I was at the grocery store the other night grabbing stuff for dinner, when I stumbled across a bottle of sauce on the shelf. It was called “Asian Zing,” and it was the product of a big brand many of you are probably familiar with: Buffalo Wild Wings. Asian Zing is one of its signature sauces, something you can order at its restaurants, but apparently you can buy bottles of it at the store too. I stood there, mildly annoyed. Then something sort of went off inside me.
I took a brief look over the ingredients label and noticed that it was basically a sauce made out of corn syrup, unspecified chile peppers, soy sauce, and garlic. That’s when it hit me: the word “Asian” meant absolutely nothing in this context.
Sure, many East Asian dishes contain soy sauce, chiles, garlic, and some kind of sweetener. There’s no doubt about that particular combination. Some of the Korean food I grew up eating contained these ingredients in various iterations; this combination shows up in Chinese, Japanese, and Southeast Asian cooking, and more cuisines as well. As popular as these basic components are, though, they don’t define Asian cooking as a whole.
When you think about it, the name “Asian Zing” is about as descriptive as calling a product “American Zest.” Does that mean anything to you? I can’t imagine calling a product “European Pizzaz” would signify much to anyone else, either. All of Europe would likely be scratching their heads, because what would you classify as the entire continent’s signature flavor? There isn’t one.
It all seemingly comes down to the inclusion of soy sauce. Whenever a product is heavy on the soy sauce, it’s almost immediately touted as being Asian, even if whatever else is in it isn’t necessarily so. Sure, soy sauce originated in Asia, but it isn’t in everything. At home I don’t just dump soy sauce on all my meals—that’s not how it works. Just like any other widely used ingredient, there are nuances to its use. Besides, is that what people picture? Asians just dousing soy sauce all over their dishes like there’s no tomorrow?
What I think should happen with these naming conventions is to give consumers a better understanding of the base dish. What inspired Asian Zing sauce? If it was teriyaki sauce, why not just say so? Wingstop has a sauce called “Spicy Korean Q.” Like Asian Zing, it just sort of has vaguely “Asian” combinations in it, and not necessarily Korean ones, either.
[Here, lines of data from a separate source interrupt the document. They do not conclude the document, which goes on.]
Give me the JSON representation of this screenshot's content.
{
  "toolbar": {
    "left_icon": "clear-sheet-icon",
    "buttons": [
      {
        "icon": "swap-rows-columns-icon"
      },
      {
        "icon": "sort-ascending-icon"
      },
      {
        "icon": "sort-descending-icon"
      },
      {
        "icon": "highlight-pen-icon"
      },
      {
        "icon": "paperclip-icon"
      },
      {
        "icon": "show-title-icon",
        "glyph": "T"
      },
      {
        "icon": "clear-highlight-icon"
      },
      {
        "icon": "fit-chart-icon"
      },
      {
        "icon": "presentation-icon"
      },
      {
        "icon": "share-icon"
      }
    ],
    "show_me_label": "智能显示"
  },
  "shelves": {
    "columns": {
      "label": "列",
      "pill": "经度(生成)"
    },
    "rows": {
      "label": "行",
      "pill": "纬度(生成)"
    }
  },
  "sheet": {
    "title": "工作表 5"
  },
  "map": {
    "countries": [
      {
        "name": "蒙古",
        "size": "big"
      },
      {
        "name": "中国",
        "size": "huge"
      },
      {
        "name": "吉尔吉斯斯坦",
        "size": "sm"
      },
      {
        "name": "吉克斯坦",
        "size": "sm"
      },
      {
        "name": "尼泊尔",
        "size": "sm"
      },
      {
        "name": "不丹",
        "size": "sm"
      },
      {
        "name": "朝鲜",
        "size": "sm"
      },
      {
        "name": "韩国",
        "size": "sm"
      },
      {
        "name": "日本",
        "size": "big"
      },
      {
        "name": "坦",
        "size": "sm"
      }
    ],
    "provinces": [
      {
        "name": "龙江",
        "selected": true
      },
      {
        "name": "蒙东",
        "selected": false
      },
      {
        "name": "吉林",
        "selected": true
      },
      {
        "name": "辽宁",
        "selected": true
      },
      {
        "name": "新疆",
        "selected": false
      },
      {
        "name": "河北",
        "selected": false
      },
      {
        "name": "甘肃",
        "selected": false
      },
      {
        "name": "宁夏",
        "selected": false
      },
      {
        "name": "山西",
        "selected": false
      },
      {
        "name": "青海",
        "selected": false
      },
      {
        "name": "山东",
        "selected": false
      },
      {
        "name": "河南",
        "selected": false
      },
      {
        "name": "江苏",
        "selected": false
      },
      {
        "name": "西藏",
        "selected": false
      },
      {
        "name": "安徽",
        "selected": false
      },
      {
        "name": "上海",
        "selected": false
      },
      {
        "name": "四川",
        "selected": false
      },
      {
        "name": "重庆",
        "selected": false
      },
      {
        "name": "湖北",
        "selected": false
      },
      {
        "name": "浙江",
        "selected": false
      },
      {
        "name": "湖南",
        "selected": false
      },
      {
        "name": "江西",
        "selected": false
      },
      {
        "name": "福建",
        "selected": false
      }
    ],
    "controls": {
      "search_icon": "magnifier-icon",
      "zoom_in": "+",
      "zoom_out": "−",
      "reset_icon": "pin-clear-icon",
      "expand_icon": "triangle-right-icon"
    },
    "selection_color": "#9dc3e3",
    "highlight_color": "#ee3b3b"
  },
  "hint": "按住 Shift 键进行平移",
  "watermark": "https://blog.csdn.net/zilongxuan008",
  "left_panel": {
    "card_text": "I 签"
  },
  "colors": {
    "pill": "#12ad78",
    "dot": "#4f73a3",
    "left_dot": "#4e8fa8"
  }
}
Wingstop’s site describes Spicy Korean Q as: “Ginger, garlic, sriracha, and crushed red pepper create the perfect balance of sweet and spicy.” Guys, I hate to break it to you, but, sriracha isn’t even Korean. It originated in Thailand. (Those are two different countries, thanks.) You could have at least aimed for gochujang, a widely available red pepper sauce.
Listen, I’m not here to claim ownership of Korean cuisine, nor am I here to tell people not to enjoy something. I imagine Asian Zing actually tastes pretty good on all sorts of stuff. All its components work reasonably well together; it’s a tried-and-true combination of salty, savory, and sweet. But the name means absolutely nothing. I have no idea what I’m buying, and if I have to look at an ingredient list to understand what a product is, doesn’t that mean its title could use some work?
It’s a matter of basic respect for people and their food. Brands, a little research doesn’t hurt. You can talk to a few people who grew up eating a certain dish, reach out to a community—this would all do the trick, and help to inform what your product should be named.
To clarify, I’m not angry when I see products misattribute their “Asian” inspiration (though you can’t expect everyone to feel the same way). The world is big. I haven’t tasted everything there is to taste, and I don’t expect the same from anyone else. But you can’t just add a dash of one ingredient to something, name it after a whole continent, and expect everyone to be happy about it. Just take it easy with the soy sauce, would you?